In my opinion, when it comes to Chris Brown, cancel culture can be seen as an accountability tool. However, in many cases, this criticism can lead to people losing their jobs, being ostracized from their communities, or facing other grave consequences. Supporters of this type of “cancel culture” argue that it can help hold people accountable for their actions and promote social justice.

However, others use the term “cancel culture” to describe an extreme form of social ostracism in which people are shamed or harassed for holding certain opinions or expressing certain views, even if those opinions are not necessarily harmful or offensive. Critics of this type of “cancel culture” argue that it can create a chilling effect on free speech and stifle open debate and discussion.

Should Chris Brown be let off the hook?

It’s good to see powerful people take responsibility for their actions, but the extreme angle can be viewed as cyberbullying. But, has Chris Brown been punished enough? It would have been a mistake if it ended with one incidence but sprinkling an occasionally flimsy apology on a serial record won’t suffice.

The Chris Brown case also brings up the question of whether people should be punished forever for things they did in the past, even if they have already been punished and tried to become better people.
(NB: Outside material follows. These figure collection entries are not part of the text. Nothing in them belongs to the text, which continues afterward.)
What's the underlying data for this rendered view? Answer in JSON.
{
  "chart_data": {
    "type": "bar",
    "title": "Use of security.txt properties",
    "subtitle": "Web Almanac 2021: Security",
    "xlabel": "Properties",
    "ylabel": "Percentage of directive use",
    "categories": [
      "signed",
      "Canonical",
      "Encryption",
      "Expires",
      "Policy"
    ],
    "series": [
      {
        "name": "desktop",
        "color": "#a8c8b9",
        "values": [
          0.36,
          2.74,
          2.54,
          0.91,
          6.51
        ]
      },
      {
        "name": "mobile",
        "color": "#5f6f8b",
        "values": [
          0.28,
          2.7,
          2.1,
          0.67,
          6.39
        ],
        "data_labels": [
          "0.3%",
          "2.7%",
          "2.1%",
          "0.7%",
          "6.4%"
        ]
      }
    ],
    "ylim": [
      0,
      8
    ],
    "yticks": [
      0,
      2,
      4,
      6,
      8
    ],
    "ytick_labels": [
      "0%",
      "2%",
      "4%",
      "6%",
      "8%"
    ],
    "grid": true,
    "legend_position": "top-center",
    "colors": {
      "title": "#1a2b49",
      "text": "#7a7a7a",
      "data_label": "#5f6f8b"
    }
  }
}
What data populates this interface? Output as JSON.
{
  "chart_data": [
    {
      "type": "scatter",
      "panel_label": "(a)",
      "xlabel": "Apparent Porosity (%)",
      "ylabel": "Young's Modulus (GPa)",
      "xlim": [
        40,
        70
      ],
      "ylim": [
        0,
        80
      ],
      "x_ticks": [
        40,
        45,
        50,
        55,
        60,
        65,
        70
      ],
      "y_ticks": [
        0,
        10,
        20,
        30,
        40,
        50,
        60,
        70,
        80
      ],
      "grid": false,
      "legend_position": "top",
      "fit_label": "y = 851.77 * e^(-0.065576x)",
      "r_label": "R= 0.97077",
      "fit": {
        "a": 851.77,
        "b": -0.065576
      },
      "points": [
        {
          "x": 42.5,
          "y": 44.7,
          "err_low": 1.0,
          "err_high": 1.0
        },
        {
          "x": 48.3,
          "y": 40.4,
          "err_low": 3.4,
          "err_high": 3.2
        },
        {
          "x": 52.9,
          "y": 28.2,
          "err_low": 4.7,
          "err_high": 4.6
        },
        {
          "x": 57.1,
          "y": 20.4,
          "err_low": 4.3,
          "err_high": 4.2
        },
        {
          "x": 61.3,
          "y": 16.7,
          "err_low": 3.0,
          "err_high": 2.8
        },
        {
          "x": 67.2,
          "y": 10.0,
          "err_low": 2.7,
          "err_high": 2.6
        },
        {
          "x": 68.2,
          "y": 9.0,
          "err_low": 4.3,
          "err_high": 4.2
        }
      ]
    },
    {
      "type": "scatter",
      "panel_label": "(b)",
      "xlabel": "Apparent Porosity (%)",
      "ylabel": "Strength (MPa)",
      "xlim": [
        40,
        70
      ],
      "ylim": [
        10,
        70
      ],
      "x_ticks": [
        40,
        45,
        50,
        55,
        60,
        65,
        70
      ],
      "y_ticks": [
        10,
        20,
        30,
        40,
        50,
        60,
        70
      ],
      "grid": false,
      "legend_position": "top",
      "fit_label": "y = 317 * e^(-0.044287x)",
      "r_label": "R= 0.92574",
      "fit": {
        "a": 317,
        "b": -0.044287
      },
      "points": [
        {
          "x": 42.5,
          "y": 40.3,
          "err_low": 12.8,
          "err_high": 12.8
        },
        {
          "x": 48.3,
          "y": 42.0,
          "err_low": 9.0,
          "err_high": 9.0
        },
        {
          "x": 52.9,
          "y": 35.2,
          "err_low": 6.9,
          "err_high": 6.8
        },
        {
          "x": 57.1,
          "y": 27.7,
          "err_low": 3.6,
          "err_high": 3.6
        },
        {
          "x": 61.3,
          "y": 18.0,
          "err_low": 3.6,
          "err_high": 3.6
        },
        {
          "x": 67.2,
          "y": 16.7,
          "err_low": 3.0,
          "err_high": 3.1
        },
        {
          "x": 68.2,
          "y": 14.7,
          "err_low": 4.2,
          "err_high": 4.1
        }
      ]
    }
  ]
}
While we ensure that people are responsible for what they do, we should also remember that people can change and get better, and we should be able to forgive them. In Brown’s case, I think that things will improve if the law takes charge and creates a safe environment for the women around him.

The fight between Chris Brown and cancel culture is just one part of a bigger conversation about people being responsible for their actions, forgiving them, and how social media affects how we talk about things. Cancel culture can make sure people take responsibility for what they do, but we need to be understanding and kind too.